3/10/2013 12:01:00 AM - Rich Tucker

Forgettable leaders deserve their anonymity. True leaders, on the other hand, can stand the test of time.

Consider Hillary Clinton.

The one-time presidential contender was wrapping up her tenure as Secretary of State in January, when Sen. Ron Johnson, (R-Wisc.), dared to ask her about the September 11 attack on the American consulate in Benghazi. To most observers, it was a clear-cut act of terrorism that resulted in the deaths of four Americans, including our ambassador to Libya.

Clinton, though, was uninterested in the cause of the disaster. “Was it because of a protest, or was it because of guys out for a walk one night who decided they’d go kill some Americans? What difference, at this point, does it make?” she thundered.

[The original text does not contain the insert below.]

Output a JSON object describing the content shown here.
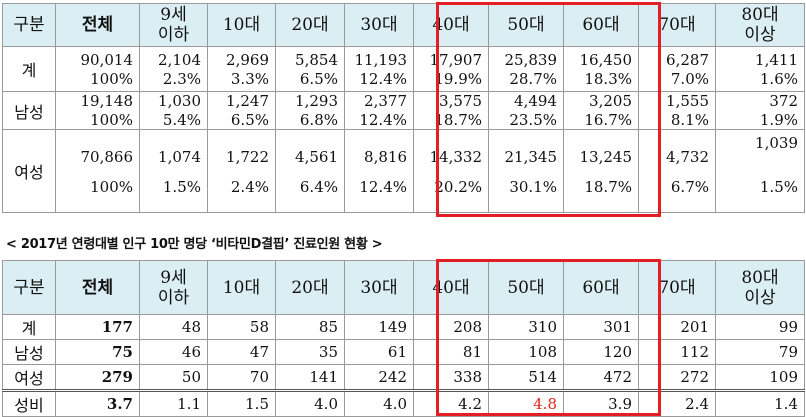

Left-wing commentators from Rachel Maddow to the Talking Points Memo cheered as if Clinton had hit upon some profound truth. But what she really seemed to be saying is that the Obama administration isn’t interested in learning from a direct attack on the U.S. and our representatives overseas. And those who don’t learn from history, as they say, may well find themselves repeating it.

But not Clinton. She’s off to a comfortable retirement. And while she may consider running for president again in 2016, it says here that she won’t be elected. Instead, she’ll drift off, lost to the sands of history.

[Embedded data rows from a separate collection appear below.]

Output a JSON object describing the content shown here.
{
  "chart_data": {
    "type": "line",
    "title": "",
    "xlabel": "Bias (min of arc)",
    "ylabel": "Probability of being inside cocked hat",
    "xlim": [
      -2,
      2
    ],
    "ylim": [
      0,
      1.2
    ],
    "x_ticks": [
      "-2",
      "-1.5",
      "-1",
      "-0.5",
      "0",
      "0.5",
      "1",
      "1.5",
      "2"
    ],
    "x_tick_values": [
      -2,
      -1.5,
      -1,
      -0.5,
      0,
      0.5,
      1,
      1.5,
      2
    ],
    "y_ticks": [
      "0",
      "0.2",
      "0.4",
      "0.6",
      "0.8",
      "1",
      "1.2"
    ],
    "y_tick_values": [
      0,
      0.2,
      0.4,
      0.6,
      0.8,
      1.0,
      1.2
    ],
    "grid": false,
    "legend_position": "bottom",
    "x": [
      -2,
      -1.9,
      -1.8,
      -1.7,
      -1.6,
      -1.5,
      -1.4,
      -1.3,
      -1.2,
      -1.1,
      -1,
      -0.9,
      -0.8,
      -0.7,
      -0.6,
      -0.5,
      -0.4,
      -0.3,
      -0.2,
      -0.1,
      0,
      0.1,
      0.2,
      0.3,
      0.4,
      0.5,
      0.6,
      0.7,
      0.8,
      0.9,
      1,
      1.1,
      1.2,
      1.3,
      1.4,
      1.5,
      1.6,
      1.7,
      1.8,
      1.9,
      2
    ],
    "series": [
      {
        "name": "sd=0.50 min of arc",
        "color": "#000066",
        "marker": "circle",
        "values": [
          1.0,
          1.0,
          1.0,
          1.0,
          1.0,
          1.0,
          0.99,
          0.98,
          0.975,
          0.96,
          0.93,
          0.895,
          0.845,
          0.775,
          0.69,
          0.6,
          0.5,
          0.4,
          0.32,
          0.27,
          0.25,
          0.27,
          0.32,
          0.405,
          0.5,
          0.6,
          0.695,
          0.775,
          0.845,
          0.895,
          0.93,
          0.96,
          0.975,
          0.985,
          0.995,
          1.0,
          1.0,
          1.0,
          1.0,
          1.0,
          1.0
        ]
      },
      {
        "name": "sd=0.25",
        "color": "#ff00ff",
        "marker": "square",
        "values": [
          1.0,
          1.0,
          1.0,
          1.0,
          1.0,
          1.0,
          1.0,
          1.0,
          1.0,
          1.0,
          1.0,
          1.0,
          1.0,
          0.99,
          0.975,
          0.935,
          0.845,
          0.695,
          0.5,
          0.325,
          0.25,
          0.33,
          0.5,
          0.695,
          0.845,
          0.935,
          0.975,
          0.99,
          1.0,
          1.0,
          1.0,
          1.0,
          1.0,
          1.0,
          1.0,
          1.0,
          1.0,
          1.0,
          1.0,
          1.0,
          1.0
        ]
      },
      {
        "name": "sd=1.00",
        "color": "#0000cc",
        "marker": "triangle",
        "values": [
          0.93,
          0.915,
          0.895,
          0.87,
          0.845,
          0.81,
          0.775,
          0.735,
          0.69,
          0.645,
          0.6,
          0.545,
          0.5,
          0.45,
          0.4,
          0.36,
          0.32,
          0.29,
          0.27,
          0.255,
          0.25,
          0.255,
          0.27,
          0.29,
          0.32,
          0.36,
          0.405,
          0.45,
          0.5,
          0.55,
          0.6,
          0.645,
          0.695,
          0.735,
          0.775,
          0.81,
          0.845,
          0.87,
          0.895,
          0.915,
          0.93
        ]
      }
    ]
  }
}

Margaret Thatcher, on the other hand, will be with us for all of time.

During a recent lecture at The Heritage Foundation journalist Charles Moore, Thatcher’s official biographer, predicted that her name will be known in 500 years. Not simply because of everything that she overcame to win election as Britain’s first female prime minister, but because of all that she accomplished while in office.

Thatcher, Moore noted, was among the earliest to spot the potential in Mikhail Gorbachev. She invited him to visit her at the prime minister’s retreat of Chequers some six years before he became Soviet leader. “I like Mr. Gorbachev. We can do business together,” she said then, foreshadowing the cooperation that would help bring down the Berlin Wall without any violence.

She also accurately predicted the future after the Wall fell.

Thatcher was nervous about German reunification. “We beat the Germans twice, and now they’re back” she warned. She didn’t want to see Europe dominated economically by a united Germany. That, of course, is exactly what’s come to pass.

“In 2011, Italy and Greece had prime ministers imposed on them by Germany,” Moore notes. When finally given a chance to choose their own leader, Italians voted resounding against Germany’s pick, Mario Monti.

Germany has benefitted greatly from the common currency, but it’s unclear whether voters in struggling countries such as Spain, Greece and Italy really want to remain in the Euro zone.

Thatcher was steadfast in her defense of the British currency, the pound sterling. In one of her final parliamentary appearances as P.M., she railed against those who aimed to give Brussels control over British fiscal policy. “What is the point of trying to get elected to Parliament only to hand over sterling and the powers of this House to Europe?” she asked. Staying out of the common currency has helped Britain avoid many of its problems over the years.

Thatcher’s question should echo on this side of the Atlantic, more than two decades later. “Congress has fallen into the habit of passing sprawling and vague laws, filled with arcane cross-references that most Members of Congress neither read nor understand,” Heritage warned in its new book America’s Opportunity for All. “This effectively turns lawmaking over to unaccountable staff and unelected bureaucrats.”

It raises the question Thatcher asked: Why run for office, just to hand off your power to unelected bureaucrats?

Today’s “leaders” are all too eager to pass off power and let someone else lead. That’s why most of them will be forgotten, while Thatcher and her guidance will be celebrated down through the ages.